Non-Steroidal Antiandrogens (NSAAs)

Nonsteroidal Antiandrogens (NSAAs) work by directly blocking the action of testosterone through antagonizing the androgen receptor, without changing androgen levels in the body. They are utilized in the management of conditions such as prostate cancer, male to female transgender therapy, polycystic ovarian syndrome (PCOS), priapism, and congenital adrenal hyperplasia. As a group, NSAAs share side effects like impotence, gynecomastia, hot flashes, osteoporosis, and gastrointestinal disturbances. There are two generations of NSAAs. The first generation includes flutamide and nilutamide, which don't completely obstruct the receptors. However, both of these are infrequently used due to the risk of serious side effects like hepatotoxicity with flutamide, and interstitial pneumonitis with nilutamide. Bicalutamide, another first-generation NSAA, is more popular and better tolerated, with a lower incidence of serious side effects.
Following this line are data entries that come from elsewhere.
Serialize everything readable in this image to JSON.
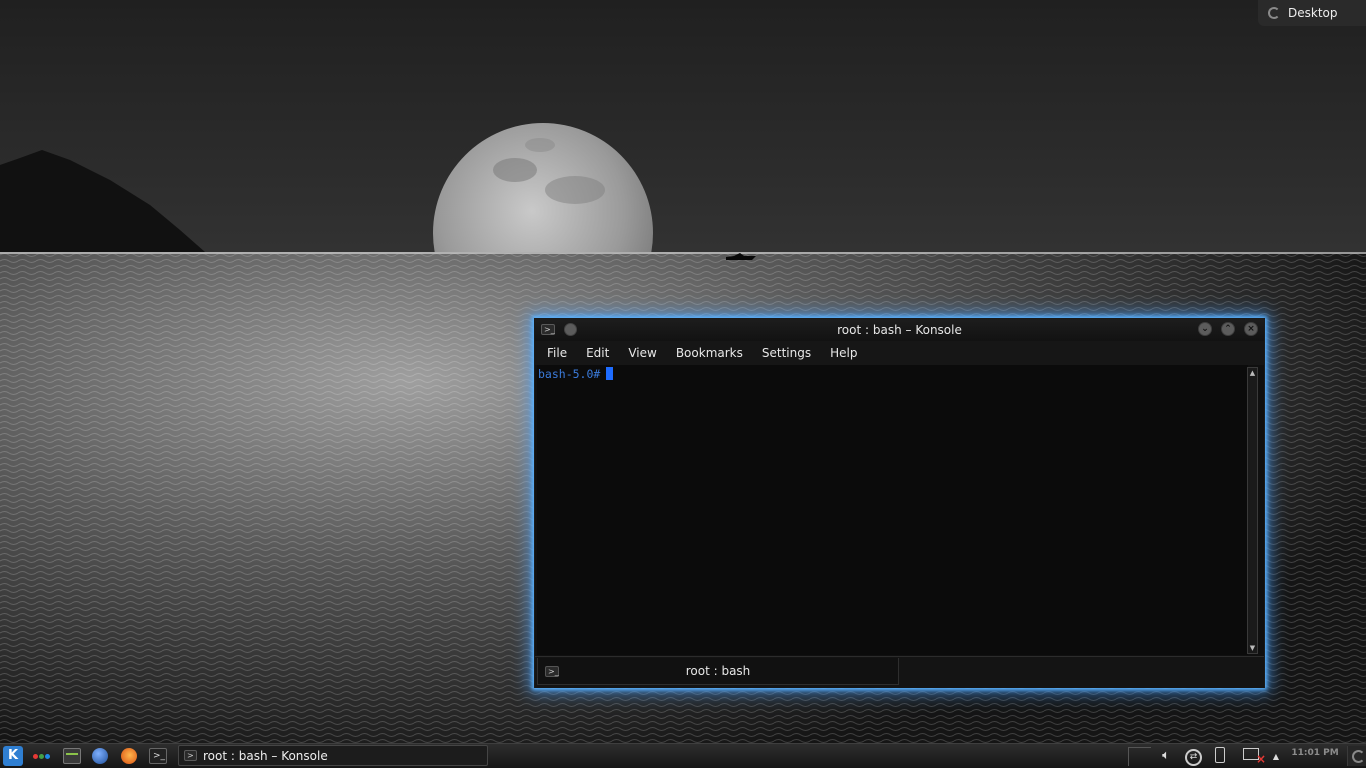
{
  "desktop": {
    "toolbox_label": "Desktop"
  },
  "window": {
    "title": "root : bash – Konsole",
    "menu": [
      "File",
      "Edit",
      "View",
      "Bookmarks",
      "Settings",
      "Help"
    ],
    "terminal": {
      "prompt": "bash-5.0#"
    },
    "tab": {
      "label": "root : bash"
    },
    "glow_color": "#5bb3ff"
  },
  "taskbar": {
    "task_label": "root : bash – Konsole",
    "clock": "11:01 PM",
    "quicklaunch_icons": [
      "kde-menu-icon",
      "app-dots-icon",
      "file-manager-icon",
      "globe-icon",
      "firefox-icon",
      "terminal-icon"
    ],
    "tray_icons": [
      "volume-icon",
      "network-icon",
      "battery-icon",
      "display-icon",
      "expand-arrow-icon"
    ]
  },
  "colors": {
    "prompt": "#3b7bdb",
    "cursor": "#1e6cff",
    "kde_blue": "#2f7fd2"
  }
}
Moving on to second-generation NSAAs, they have a higher affinity for the androgen receptors and therefore, manifest more effective androgen receptor blockade. Apalutamide may cause hypothyroidism and hypertension, but has less central nervous system (CNS) effects than enzalutamide, another second generation NSAA, which could lead to common back pain, insomnia, anxiety and in rare cases, seizures.